Described as sardonic and dedicated, Jackson was a small, well-built man with receding dark hair and strange dead-looking blue eyes. He was highly suspicious by nature and so paranoid that he destroyed almost all photographs of himself including family and school pictures. Intelligence officers acquainted with Jackson stated that he was a psychopath who would dress up and attend the funerals of his victims because he felt the strong need to “make sure they were dead”. He often carried out his killings whilst delivering his chickens as RUC Special Patrol Group officer John Weir alleged in an affidavit. Weir who, together with another RUC SPG officer, was convicted of the 1977 murder of Catholic chemist William Strathearn, maintained that Jackson was the actual triggerman in the killing and after shooting Strathearn dead on his doorstep, drove off to deliver some chickens in his lorry. He was never questioned about the murder. An RUC detective said he was not interrogated for “reasons of operational strategy”. Weir however, insisted that Jackson was “untouchable because he was an RUC Special Branch agent”. Despite all the murders and bombings attributed to Jackson which also included the Reavey and O’Dowd shootings, the execution of IRA member John Francis Green and the bombing of Kay’s Tavern in Dundalk, Jackson was only convicted once: of weapons possession in 1981 and served just a little over two years of a seven year’s prison sentence.

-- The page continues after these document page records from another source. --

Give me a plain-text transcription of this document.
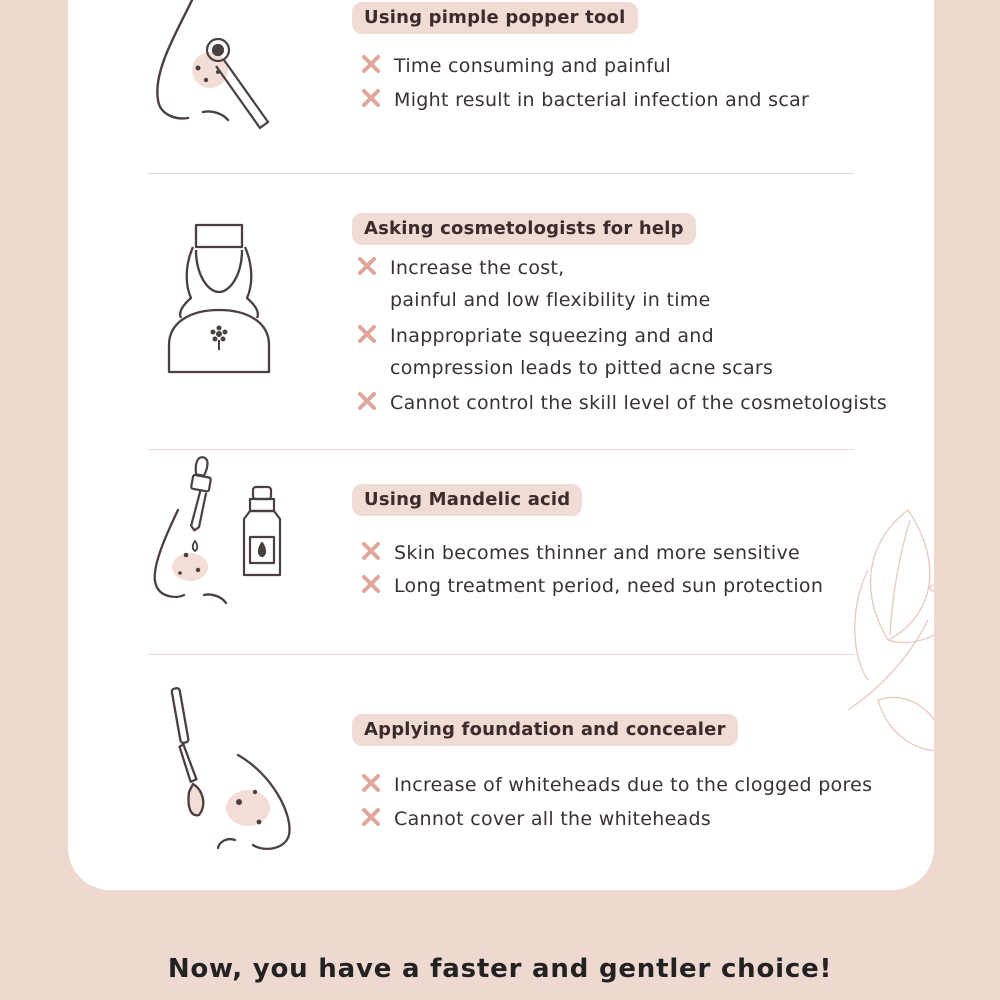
Using pimple popper tool
Time consuming and painful
Might result in bacterial infection and scar
Asking cosmetologists for help
Increase the cost,
painful and low flexibility in time
Inappropriate squeezing and and
compression leads to pitted acne scars
Cannot control the skill level of the cosmetologists
Using Mandelic acid
Skin becomes thinner and more sensitive
Long treatment period, need sun protection
Applying foundation and concealer
Increase of whiteheads due to the clogged pores
Cannot cover all the whiteheads
Now, you have a faster and gentler choice!
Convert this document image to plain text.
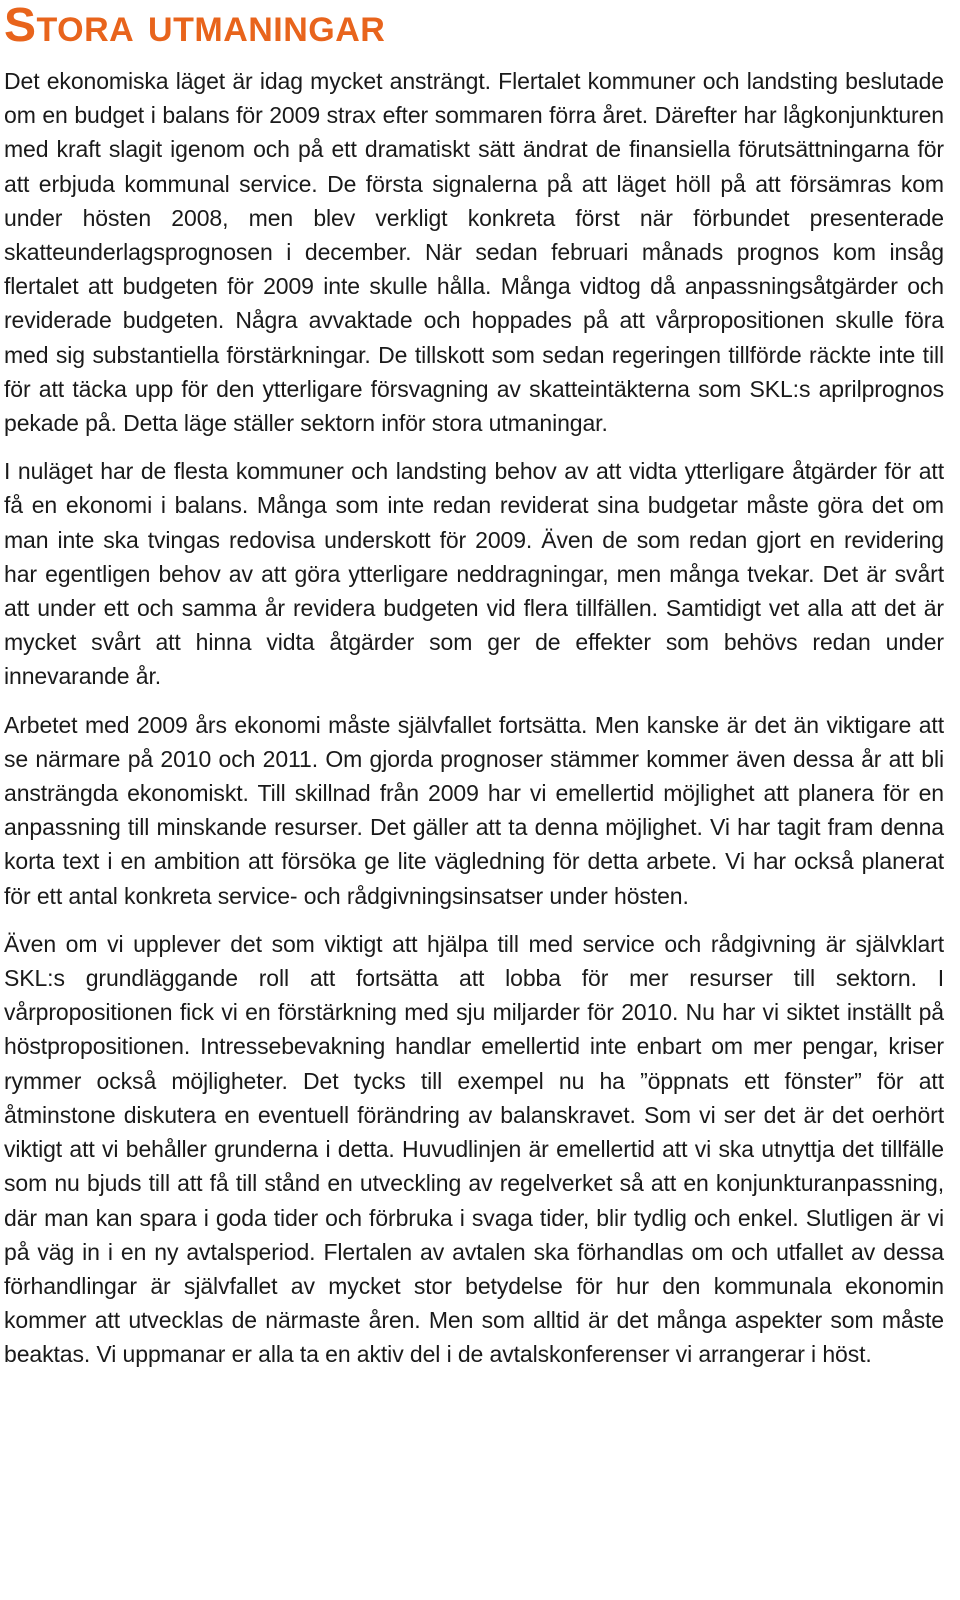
Stora utmaningar

Det ekonomiska läget är idag mycket ansträngt. Flertalet kommuner och landsting beslutade om en budget i balans för 2009 strax efter sommaren förra året. Därefter har lågkonjunkturen med kraft slagit igenom och på ett dramatiskt sätt ändrat de finansiella förutsättningarna för att erbjuda kommunal service. De första signalerna på att läget höll på att försämras kom under hösten 2008, men blev verkligt konkreta först när förbundet presenterade skatteunderlagsprognosen i december. När sedan februari månads prognos kom insåg flertalet att budgeten för 2009 inte skulle hålla. Många vidtog då anpassningsåtgärder och reviderade budgeten. Några avvaktade och hoppades på att vårpropositionen skulle föra med sig substantiella förstärkningar. De tillskott som sedan regeringen tillförde räckte inte till för att täcka upp för den ytterligare försvagning av skatteintäkterna som SKL:s aprilprognos pekade på. Detta läge ställer sektorn inför stora utmaningar.

I nuläget har de flesta kommuner och landsting behov av att vidta ytterligare åtgärder för att få en ekonomi i balans. Många som inte redan reviderat sina budgetar måste göra det om man inte ska tvingas redovisa underskott för 2009. Även de som redan gjort en revidering har egentligen behov av att göra ytterligare neddragningar, men många tvekar. Det är svårt att under ett och samma år revidera budgeten vid flera tillfällen. Samtidigt vet alla att det är mycket svårt att hinna vidta åtgärder som ger de effekter som behövs redan under innevarande år.

Arbetet med 2009 års ekonomi måste självfallet fortsätta. Men kanske är det än viktigare att se närmare på 2010 och 2011. Om gjorda prognoser stämmer kommer även dessa år att bli ansträngda ekonomiskt. Till skillnad från 2009 har vi emellertid möjlighet att planera för en anpassning till minskande resurser. Det gäller att ta denna möjlighet. Vi har tagit fram denna korta text i en ambition att försöka ge lite vägledning för detta arbete. Vi har också planerat för ett antal konkreta service- och rådgivningsinsatser under hösten.

Även om vi upplever det som viktigt att hjälpa till med service och rådgivning är självklart SKL:s grundläggande roll att fortsätta att lobba för mer resurser till sektorn. I vårpropositionen fick vi en förstärkning med sju miljarder för 2010. Nu har vi siktet inställt på höstpropositionen. Intressebevakning handlar emellertid inte enbart om mer pengar, kriser rymmer också möjligheter. Det tycks till exempel nu ha ”öppnats ett fönster” för att åtminstone diskutera en eventuell förändring av balanskravet. Som vi ser det är det oerhört viktigt att vi behåller grunderna i detta. Huvudlinjen är emellertid att vi ska utnyttja det tillfälle som nu bjuds till att få till stånd en utveckling av regelverket så att en konjunkturanpassning, där man kan spara i goda tider och förbruka i svaga tider, blir tydlig och enkel. Slutligen är vi på väg in i en ny avtalsperiod. Flertalen av avtalen ska förhandlas om och utfallet av dessa förhandlingar är självfallet av mycket stor betydelse för hur den kommunala ekonomin kommer att utvecklas de närmaste åren. Men som alltid är det många aspekter som måste beaktas. Vi uppmanar er alla ta en aktiv del i de avtalskonferenser vi arrangerar i höst.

Was Jackson a protected RUC Special agent, with a licence to kill and wreck mayhem on the innocent people of Northern Ireland and the Republic? We will most likely never know. He died of lung cancer at his Donaghcloney home on 30 May 1998. His funeral had none of the militaristic trappings and gun-volleying accolades normally bestowed on dead paramilitaries. Instead his burial at a Church of Ireland graveyard in Lurgan was a private affair attended by only close friends and family members and the odd member of the murky world of Intelligence.
I need to make a few corrections. Robin Jackson was actually born in Donaghmore, County Down not Tyrone. And he is buried at St Bartholomew’s Church of Ireland graveyard in an unmarked grave close to that of his parents.Only a steel poppy cross marks Jackson’s burial spot.